South African businesses are rolling out AI voice agents at speed, but most were built in the United States — sounding American, “thinking” in English and processing calls through servers on the other side of the world. Researchers at the University of Cape Town and Cape Town startup Untapped AI argue the problem runs deeper than vendors are willing to admit.
Voice is still the dominant customer service channel in South Africa, and when it breaks, customers hang up. Cape Town startup Untapped AI began investigating the issue 18 months ago. The company owns a call centre with more than a decade of operational data, and that data pointed to a specific pattern — drop-off rates climb when customers hear robotic or foreign-sounding voices.
“Our data indicates that the drop-off rate is significantly higher when customers encounter robotic or foreign accents,” said Lloyd Matthew, CEO of Untapped AI. The company recorded 20 South African voice agents in a studio rather than generating them synthetically. Matthew said the difference matters because South Africans use slang and expressions that international platforms do not carry. Untapped AI currently supports English and Afrikaans, with isiZulu and isiXhosa in development. For now, when a caller switches to an African language, the agent asks them to continue in English or Afrikaans.
Accent is only part of what makes voice AI fail locally. Bruce von Maltitz, CEO of South African contact centre and hosted telephony provider 1Stream, argues that most businesses are treating AI as a software problem when it is actually a telephony engineering problem. The threshold that matters, von Maltitz said, is around 400 milliseconds — respond faster than 300ms and the bot sounds abrasive; slower than 700ms and the customer realizes they are talking to a machine that cannot keep up.
“You can start an AI business from scratch and be proficient at software, but delivering a high-quality voice experience requires a deep understanding of legacy telephony, routing and local infrastructure,” von Maltitz wrote in an analysis shared with TechCentral.
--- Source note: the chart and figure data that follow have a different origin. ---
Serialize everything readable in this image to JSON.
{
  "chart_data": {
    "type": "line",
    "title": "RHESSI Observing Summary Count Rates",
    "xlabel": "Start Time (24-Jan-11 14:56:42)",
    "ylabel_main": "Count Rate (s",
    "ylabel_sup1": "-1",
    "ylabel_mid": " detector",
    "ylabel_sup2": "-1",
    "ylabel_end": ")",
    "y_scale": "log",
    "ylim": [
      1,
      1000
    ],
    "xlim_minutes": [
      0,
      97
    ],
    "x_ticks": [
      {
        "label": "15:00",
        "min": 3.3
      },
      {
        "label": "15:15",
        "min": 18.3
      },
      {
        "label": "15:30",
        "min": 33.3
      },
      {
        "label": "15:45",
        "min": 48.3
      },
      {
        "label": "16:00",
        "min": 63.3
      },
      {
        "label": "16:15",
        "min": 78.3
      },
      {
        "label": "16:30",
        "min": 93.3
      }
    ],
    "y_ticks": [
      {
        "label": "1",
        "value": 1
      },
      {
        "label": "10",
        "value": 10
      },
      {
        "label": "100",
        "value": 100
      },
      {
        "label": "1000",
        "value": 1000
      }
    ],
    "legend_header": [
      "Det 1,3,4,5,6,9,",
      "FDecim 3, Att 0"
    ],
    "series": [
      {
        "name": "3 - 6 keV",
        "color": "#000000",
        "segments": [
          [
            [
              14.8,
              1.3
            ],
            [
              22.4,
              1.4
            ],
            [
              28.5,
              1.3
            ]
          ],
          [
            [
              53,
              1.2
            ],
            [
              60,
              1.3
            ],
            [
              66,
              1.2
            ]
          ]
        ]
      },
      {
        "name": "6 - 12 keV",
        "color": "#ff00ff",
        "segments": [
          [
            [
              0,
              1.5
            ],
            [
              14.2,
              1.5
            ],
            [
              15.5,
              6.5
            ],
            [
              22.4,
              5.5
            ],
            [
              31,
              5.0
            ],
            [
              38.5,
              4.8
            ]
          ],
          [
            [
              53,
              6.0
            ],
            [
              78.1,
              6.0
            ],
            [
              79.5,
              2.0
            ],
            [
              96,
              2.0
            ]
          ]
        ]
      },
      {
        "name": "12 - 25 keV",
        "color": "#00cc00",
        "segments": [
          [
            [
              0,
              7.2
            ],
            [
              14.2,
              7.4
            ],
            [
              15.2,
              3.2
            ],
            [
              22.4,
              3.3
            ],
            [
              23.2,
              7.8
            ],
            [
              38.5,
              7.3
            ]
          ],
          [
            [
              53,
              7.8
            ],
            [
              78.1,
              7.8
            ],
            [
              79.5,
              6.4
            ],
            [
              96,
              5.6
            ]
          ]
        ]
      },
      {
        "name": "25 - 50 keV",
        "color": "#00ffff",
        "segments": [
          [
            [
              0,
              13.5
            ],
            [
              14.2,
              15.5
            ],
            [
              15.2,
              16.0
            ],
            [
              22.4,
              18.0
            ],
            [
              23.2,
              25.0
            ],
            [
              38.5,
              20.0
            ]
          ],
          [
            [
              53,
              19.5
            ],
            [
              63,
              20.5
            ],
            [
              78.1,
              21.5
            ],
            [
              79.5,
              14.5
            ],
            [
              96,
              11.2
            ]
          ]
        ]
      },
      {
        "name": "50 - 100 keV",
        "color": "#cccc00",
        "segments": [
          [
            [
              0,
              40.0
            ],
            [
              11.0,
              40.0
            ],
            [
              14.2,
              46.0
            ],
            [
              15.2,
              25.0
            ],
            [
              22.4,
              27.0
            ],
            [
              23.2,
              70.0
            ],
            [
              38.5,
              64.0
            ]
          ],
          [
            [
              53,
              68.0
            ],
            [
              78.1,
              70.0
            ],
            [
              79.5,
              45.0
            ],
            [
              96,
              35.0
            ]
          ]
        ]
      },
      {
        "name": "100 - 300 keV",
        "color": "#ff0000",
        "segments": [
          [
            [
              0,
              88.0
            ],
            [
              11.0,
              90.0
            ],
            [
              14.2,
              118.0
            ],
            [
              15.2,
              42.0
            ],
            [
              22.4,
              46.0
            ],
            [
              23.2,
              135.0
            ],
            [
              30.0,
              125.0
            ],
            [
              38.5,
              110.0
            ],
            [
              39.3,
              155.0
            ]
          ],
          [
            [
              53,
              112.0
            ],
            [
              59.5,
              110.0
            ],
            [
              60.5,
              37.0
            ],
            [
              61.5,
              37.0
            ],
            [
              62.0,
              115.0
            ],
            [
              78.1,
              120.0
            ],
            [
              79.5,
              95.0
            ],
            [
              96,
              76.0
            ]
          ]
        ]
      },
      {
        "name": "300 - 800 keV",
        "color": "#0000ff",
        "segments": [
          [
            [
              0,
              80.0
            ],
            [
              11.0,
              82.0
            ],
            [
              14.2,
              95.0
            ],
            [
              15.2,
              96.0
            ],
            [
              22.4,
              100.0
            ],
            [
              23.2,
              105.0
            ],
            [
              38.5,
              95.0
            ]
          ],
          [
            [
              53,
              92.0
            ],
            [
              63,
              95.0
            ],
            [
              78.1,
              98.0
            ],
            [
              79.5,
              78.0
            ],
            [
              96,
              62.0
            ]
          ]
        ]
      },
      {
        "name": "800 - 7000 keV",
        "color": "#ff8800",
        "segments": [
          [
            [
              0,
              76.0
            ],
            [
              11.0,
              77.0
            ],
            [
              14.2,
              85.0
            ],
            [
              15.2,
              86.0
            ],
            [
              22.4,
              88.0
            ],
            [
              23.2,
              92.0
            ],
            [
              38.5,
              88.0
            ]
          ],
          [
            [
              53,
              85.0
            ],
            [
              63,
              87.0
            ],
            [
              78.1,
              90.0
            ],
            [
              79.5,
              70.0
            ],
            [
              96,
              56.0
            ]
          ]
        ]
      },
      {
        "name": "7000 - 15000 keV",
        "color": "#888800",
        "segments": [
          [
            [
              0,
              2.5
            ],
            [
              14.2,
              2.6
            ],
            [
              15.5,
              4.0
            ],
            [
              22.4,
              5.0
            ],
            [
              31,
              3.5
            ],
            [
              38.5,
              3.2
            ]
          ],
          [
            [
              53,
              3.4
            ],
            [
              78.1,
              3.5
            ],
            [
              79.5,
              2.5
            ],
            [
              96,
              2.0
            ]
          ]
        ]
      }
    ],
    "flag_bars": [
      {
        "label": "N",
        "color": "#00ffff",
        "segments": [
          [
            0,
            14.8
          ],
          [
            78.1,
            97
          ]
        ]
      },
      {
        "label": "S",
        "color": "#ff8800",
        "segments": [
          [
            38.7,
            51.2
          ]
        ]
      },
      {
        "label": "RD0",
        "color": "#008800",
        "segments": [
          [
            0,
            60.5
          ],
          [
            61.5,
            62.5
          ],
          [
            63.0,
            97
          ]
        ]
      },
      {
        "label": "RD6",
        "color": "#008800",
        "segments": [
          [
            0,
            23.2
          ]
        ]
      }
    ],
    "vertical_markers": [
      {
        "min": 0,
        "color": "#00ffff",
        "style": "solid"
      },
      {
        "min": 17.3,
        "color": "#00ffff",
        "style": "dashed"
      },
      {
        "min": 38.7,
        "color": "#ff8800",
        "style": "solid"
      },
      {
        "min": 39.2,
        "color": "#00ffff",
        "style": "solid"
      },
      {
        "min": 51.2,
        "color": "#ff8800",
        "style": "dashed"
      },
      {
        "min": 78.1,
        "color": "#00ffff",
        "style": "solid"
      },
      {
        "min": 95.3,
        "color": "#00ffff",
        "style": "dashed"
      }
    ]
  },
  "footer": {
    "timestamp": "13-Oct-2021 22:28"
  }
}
The common failure mode, he said, is the “bolted-on” approach — companies layering AI on top of existing telephony without accounting for the latency that accumulates at each step. In South Africa, where calls often route through international servers, that latency compounds.
Untapped AI says local hosting is central to its offering. Matthew said the company routes calls through South African data centres and holds ISO 27001 certification through its own voice platform. “By us being in control of the full stack, all the way from GPUs to the delivered AI voice agent, we can provide the necessary assurances to ensure data protection,” Matthew said.
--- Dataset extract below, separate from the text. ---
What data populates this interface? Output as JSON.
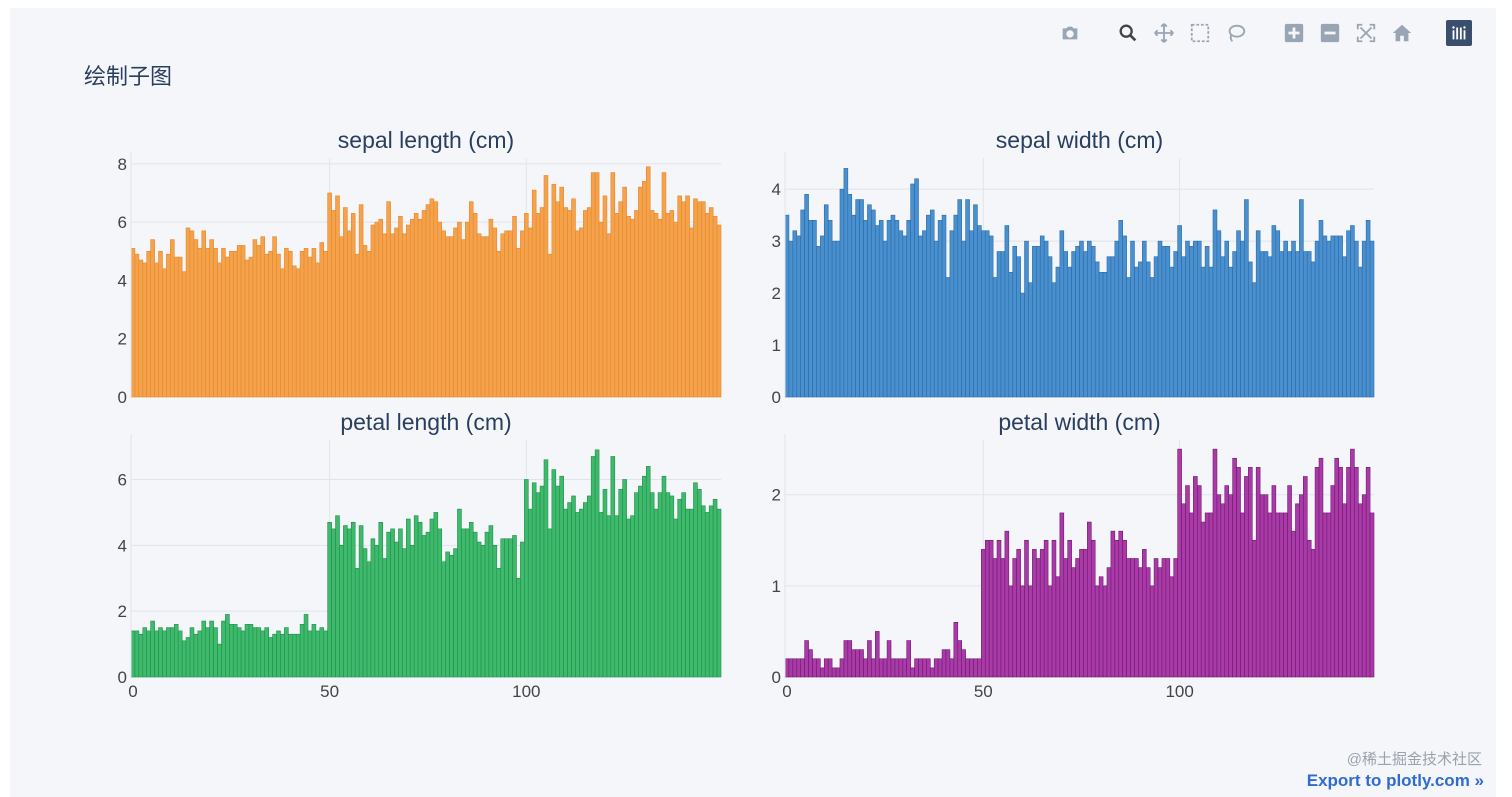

Accent and latency are solvable engineering problems. The third challenge — language — is not.
UCT’s department of computer science published research this month introducing MzansiLM, which it describes as the first publicly available AI language model trained on all 11 of South Africa’s official written languages. The team has made the model freely available for researchers and developers. “In language modelling, languages are considered low-resource primarily because there are much fewer and smaller textual datasets available in these languages for training language models,” said Jan Buys, a senior lecturer at UCT and one of the project’s lead researchers.
Nine of South Africa’s 11 official languages fall into that low-resource category — and the gap runs deeper still, with isiNdebele and Sepedi remaining severely underrepresented even within MzansiLM itself. Asked what happens when a South African customer speaks isiZulu or Sepedi to a deployed AI system, Buys said some larger models have limited isiZulu support, while another common approach is to translate the query into English and process it there. He could not say definitively what businesses are doing in practice — and that uncertainty, he said, is the point.
Buys said enterprises buying tools that claim to be “built for South Africa” should press vendors on two things — what language support actually means and how it can be verified, and whether the underlying model understands South African context, regulation and business environments, or whether it is simply an international model with a local label. “The more transparency there is, the better one is able to assess these things,” he said.
He also raised a risk most enterprise discussions do not reach. As AI voice localises further, it becomes a more effective fraud tool — a voice agent that sounds authentically South African could target elderly consumers who would otherwise recognize a foreign-sounding call as suspicious. “There are broader societal and regulatory issues that one would have to think through as they come up,” Buys said.
Untapped AI said more than 5,000 of its agents are currently live — a figure Matthew said includes deployments within the group’s own companies and call centres it already services. He expects Microsoft and Amazon to localize properly for South Africa within 12 to 18 months, and is betting that market share built before then will be hard to displace.
Buys takes a longer view. MzansiLM, he said, is not a product but evidence that South Africa needs to build its own AI capacity rather than depend on the willingness of large American companies to support local languages. “We shouldn’t only have to rely on the support that some big US company can provide,” he said.
The MzansiLM model has 125 million parameters — small by commercial standards — and Buys acknowledged that larger models will still outperform it in most practical applications today. But the question for enterprise buyers, he said, is not whether the research outperforms the commercial alternatives. It is whether the commercial tools South African businesses are already paying for are doing any better.